Словно легкий ветерок колыхнул класс; несколько глаз поднялось на Зыбина и снова нырнули в книги — это Зыбин раскрыл классный журнал. Покашливая, просматривая отметки, он листает страницы. Закон Божий, русский, арифметика, французский… И чем ближе рука воспитателя к немецкому, тем мертвее становится в классе. Вот, наконец, и немец…
— Кхм! — перхает Зыбин, и его седеющие брови сурово сдвигаются: он видит запись герр Тицнера.
В классе никто не дышит.
— Так… Опять?
Зыбин поднимает глаза. Увы, он видит только склоненные над партами головы. Никто не имеет мужества взглянуть в глаза строгому воспитателю, и уже это одно подтверждает, что — да, рее виноваты, сознаются, готовы к покаянию, но, ради Бога, ж надо мучить, наказывайте, карайте скорее!..
Всё, что делалось в сердцах кадет, Зыбин отлично понимал. Суровый по виду, но не злой, он бы и не стал мучительствовать. Но ведь только на прошлой неделе кадеты торжественно дали ему слово никогда больше не изводить герр Тицнера, и вот, извольте видеть, своего слова не сдержали. И это который уже раз…
И чтобы окончательно сразить кадет, довести их до полного сознания своей вины, помучить ожиданием кары, Зыбин, еще сам не прочитав записи немца, стал читать ее вслух своим глуховатым баритоном.

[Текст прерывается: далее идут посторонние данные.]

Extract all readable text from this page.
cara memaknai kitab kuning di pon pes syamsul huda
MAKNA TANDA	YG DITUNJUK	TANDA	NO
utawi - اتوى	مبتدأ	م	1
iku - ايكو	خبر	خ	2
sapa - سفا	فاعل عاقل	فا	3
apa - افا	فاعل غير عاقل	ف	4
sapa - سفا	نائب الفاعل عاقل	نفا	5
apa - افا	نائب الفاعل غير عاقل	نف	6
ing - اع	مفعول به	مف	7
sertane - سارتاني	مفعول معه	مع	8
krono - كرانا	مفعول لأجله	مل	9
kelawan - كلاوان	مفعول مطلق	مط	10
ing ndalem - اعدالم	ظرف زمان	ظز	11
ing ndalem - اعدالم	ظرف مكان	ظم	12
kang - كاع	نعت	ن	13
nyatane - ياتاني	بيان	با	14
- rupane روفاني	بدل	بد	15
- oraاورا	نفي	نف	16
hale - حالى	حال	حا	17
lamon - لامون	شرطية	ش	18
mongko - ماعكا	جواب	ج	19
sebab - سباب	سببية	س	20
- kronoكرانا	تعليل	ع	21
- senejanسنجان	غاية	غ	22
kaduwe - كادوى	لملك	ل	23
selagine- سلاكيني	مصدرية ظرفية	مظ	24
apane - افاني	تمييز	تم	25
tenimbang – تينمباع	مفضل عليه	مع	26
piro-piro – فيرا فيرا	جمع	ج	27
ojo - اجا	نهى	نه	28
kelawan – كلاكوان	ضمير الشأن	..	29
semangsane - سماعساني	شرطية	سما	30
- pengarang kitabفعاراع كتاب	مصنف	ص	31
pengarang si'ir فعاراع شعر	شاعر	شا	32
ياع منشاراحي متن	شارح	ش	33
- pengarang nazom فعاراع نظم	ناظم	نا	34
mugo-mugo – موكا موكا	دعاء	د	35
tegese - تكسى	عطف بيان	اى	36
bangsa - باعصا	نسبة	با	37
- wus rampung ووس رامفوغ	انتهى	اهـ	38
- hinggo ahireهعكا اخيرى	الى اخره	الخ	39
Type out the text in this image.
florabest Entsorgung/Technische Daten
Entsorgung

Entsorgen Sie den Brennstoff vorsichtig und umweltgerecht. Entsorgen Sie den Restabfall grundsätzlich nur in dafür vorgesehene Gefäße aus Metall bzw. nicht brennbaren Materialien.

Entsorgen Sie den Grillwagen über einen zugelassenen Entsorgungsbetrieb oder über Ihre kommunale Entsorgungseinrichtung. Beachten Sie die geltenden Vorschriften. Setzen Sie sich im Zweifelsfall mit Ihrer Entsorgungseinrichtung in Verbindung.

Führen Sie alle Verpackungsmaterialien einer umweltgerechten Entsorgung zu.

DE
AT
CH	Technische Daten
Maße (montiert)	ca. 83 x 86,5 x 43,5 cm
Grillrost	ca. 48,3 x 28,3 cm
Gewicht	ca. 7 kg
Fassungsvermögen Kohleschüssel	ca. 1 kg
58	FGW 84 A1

Лучше бы ему этого не делать!
«По натертии класса чем-то до невозможности скользким, — прочел он, — я принужден был войти в вышеупомянутый лежа и доезжая до кафедры, чем произвел большой смех и громкие крики, а также и удары ног о парты…»
Отделение дрогнуло и снова замерло. Лишь смешливый Лассунский, крайне нервный мальчик, не смог удержаться от того, чтобы не фыркнуть, но тотчас же, сделав жалобные глаза, полез в карман за платком: пожалуйста, не подумайте чего-нибудь — у него просто насморк.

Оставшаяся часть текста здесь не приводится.